Usuários apontaram o teor racista da postagem. Em resposta, o homem escreveu: “baratinhoo… to com uma família inteiraa aqui aushaushaus como este é o mais novo e tall… uns $2,000”. O condenado e a vítima se conheciam por meio de um grupo de jovens da igreja.

O homem foi denunciado pelo Ministério Público Federal (MPF) pelos crimes de racismo e de injúria racial, sob o argumento de que o homem valeu-se de elementos de raça para ofender, não apenas a dignidade da vítima, mas da coletividade.

A defesa sustentou que o acusado não tinha a intenção de ofender a vítima nem a raça negra e que ele a procurou para pedir desculpas, dizendo que se tratava apenas de uma brincadeira.

Diante disso, o juiz da 1ª Vara Federal de Ponta Grossa, André Wasilewski Duszczak, que apreciou o caso na primeira instância, entendeu que ficou comprovada a ocorrência do crime de injúria racial. No entanto, pelos depoimentos e documentos, não era possível afirmar que ele agiu com a intenção de menosprezar a raça.

O magistrado condenou o homem a um ano de reclusão, tendo a pena sido substituída pela prestação de serviços à comunidade, à razão de uma hora por dia de condenação, e pelo pagamento de três salários mínimos.

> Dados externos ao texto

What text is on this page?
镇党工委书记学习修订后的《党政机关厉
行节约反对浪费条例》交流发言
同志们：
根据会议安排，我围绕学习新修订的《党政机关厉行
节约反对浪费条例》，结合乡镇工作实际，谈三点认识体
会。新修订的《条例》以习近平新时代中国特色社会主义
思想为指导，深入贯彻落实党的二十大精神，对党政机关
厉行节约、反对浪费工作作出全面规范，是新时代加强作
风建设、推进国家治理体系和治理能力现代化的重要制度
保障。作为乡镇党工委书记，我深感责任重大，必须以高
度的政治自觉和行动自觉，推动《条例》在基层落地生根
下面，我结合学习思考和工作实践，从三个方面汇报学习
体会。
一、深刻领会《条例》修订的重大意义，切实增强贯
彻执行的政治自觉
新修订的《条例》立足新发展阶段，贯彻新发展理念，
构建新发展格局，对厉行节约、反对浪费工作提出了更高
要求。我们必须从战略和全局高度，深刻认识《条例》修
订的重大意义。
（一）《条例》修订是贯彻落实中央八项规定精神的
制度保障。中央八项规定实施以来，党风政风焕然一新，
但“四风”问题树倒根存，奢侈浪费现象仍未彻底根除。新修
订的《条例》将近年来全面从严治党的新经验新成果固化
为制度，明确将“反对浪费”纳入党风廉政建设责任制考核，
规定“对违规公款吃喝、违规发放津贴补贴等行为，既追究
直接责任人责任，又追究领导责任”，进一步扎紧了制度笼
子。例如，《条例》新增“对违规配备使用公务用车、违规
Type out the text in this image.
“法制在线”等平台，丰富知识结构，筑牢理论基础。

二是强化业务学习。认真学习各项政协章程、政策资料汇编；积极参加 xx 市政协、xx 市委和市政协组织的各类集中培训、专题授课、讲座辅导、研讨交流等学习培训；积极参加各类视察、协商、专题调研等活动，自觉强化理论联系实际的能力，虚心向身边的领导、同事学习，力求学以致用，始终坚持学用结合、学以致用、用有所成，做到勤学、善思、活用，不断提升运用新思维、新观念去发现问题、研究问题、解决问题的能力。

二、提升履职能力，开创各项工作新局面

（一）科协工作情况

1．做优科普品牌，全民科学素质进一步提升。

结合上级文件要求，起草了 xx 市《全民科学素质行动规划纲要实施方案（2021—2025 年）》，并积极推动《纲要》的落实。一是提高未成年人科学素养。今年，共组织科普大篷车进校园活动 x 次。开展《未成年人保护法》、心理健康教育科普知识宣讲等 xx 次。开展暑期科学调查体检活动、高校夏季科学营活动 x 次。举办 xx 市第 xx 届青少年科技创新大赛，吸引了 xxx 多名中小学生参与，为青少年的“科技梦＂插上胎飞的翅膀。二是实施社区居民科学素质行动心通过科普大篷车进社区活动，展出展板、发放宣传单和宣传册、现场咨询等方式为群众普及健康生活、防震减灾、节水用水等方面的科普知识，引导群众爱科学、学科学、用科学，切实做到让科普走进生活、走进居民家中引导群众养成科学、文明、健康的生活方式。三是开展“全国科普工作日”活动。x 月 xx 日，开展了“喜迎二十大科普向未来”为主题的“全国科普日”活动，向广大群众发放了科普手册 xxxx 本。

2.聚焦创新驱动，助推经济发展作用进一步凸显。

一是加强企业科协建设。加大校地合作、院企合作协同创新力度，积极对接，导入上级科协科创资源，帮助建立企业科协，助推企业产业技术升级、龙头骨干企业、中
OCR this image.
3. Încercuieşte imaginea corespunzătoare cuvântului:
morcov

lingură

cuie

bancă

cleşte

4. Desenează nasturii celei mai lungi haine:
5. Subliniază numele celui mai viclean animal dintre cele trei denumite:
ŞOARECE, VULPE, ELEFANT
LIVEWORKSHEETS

De acordo com o Código Penal, uma pena privativa de liberdade pode ser substituída quando a culpabilidade, os antecedentes, a conduta social e a personalidade do condenado, bem como os motivos e as circunstâncias indicarem que essa substituição seja suficiente.

O relator, juiz convocado no TRF4 Danilo Pereira Júnior, ao julgar o caso considerou que “o dolo requerido pelo tipo penal foi verificado presente no caso. Ainda que o réu afirme não haver pretendido menosprezar a vítima, a cabal admissão no interrogatório de que enviara o anúncio do Mercado Livre em formato privado para a vítima demonstra o dolo do tipo penal. A alegação de que estava praticando espécie de humor ou brincadeira, não serve para afastar o delito”.

“Efetivamente, no caso dos autos, não se verifica a intenção de induzir ou incitar preconceito de raça, cor ou etnia, a grupo indistinto. Correta a sentença no ponto em que absolveu o réu da imputação capitulada no § 2º do art. 20 da Lei nº 7.716/89, razão pela qual se impõe o desprovimento da apelação do Ministério Público Federal”, escreveu o relator.

Mas, o fato de que o acusado “teria acrescido comentário à postagem cuja autoria nega, tecendo consideração sobre familiares do menino negro oferecido à venda, e justificativa do seu preço, consubstanciam a conduta típica e evidenciam o elemento subjetivo especial requerido pelo tipo, o especial fim de discriminar a vítima, com o objetivo de atingir a sua honra e a sua dignidade como pessoa humana, ofendendo-lhe, por razão de raça, cor, etnia, religião ou origem, a honra e a dignidade do ser humano”.

Ainda assim os desembargadores deram parcial provimento à apelação do condenado, para retirar da condenação a prestação pecuniária imposta como segunda restritiva de direitos substitutiva da privativa de liberdade, já que a condenação não foi superior a um ano.

O processo tramita com o número 5011775-33.2019.4.04.7009.